This image is the cover for the book Darling Monster

Darling Monster

An English aristocrat’s WWII letters “illuminate British history . . . [and] offer an indelible portrait of an extraordinary woman and her vanished world.”(Kirkus Reviews)

Aristocrat, socialite, actress and wife of Duff Cooper, Churchill's wartime Minister for Information, later Ambassador to France and Viscount Norwich, Diana Cooper was also an inveterate letter-writer. Gathered here, her missives to her only son John Julius Norwich during the Second World War and its aftermath provide a vivid picture of the age and its personalities, and a woman of great intelligence, happiest on her country smallholding but able to cope with the demands on a politician's wife.
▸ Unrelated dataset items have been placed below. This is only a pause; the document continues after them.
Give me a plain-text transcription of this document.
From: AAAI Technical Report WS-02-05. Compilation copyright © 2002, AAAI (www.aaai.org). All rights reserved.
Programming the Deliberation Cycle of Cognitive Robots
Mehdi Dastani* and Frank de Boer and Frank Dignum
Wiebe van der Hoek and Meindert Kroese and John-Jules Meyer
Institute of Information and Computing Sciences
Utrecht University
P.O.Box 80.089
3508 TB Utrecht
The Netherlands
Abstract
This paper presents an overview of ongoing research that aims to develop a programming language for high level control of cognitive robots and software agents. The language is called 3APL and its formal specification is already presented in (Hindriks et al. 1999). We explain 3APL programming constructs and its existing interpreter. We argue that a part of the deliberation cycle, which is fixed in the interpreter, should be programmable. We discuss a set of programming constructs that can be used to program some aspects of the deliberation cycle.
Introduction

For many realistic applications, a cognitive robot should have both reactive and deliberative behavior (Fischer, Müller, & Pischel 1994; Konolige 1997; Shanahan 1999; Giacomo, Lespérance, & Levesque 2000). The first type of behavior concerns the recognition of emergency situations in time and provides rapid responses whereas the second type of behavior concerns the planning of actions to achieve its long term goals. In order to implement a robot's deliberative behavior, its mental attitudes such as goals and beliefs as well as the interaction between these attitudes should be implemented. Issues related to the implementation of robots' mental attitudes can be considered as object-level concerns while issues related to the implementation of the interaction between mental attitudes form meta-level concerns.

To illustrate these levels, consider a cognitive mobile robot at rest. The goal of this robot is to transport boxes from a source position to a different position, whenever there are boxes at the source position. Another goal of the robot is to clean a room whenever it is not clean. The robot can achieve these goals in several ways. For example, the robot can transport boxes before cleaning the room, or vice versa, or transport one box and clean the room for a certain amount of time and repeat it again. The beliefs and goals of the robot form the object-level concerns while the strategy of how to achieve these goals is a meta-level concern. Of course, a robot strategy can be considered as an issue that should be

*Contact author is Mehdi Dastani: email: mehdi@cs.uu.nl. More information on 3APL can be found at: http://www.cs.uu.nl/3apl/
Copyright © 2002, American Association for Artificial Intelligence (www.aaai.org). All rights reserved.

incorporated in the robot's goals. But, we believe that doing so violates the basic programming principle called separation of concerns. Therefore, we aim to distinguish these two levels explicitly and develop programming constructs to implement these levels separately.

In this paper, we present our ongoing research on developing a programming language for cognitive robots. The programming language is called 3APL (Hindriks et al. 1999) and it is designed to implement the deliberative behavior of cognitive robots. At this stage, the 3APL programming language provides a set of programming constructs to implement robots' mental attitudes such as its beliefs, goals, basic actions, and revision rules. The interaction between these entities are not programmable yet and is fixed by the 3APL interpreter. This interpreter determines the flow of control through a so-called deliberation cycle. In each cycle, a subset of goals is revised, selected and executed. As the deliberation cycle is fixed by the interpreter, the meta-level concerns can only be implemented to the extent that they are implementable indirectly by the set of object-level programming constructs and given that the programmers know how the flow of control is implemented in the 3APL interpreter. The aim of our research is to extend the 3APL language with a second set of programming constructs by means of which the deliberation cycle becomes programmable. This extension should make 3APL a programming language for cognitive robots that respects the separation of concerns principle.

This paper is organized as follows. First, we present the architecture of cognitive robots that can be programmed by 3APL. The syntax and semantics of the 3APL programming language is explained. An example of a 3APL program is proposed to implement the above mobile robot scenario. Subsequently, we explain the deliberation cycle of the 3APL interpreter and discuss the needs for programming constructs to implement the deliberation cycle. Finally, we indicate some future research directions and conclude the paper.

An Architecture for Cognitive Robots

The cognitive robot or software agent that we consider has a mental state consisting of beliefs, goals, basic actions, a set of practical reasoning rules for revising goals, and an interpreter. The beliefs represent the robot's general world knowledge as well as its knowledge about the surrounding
"While Darling Monster is a showcase of Diana’s debonair wit, it is also a unique chronicle of wartime Britain. Her vivid descriptions, the sense of bravery in the face of impending doom, make these letters the kind of primary source material historians drool over.” —The Guardian

“Cooper is always quick with a turn of phrase, and the collection reminds us of a time, not so long ago, when letters were a natural part of life.” —Publishers Weekly

Diana Cooper

Lady Diana Cooper was born on August 29, 1892, daughter ostensibly of the son of the 8th Duke of Rutland, in fact of the Hon. Harry Cust. Defying all her mother's efforts to stop her, she became a nurse at Guy's Hospital during the First World War and married Alfred Duff Cooper, DSO, son of a surgeon from Norwich, who became one of the Second World War's key politicians. Her startling beauty resulted in her playing the lead in two silent films and then Max Reinhardt's The Miracle. For the war effort, Diana converted their seaside cottage in Sussex into a small farm. In 1944, following the Liberation of Paris, the couple moved into the British Embassy, Paris. They then retired to a house at Chantilly just outside the city. After Duff's death in 1954, Diana remained there until 1960, when she moved back to London. She died in 1986.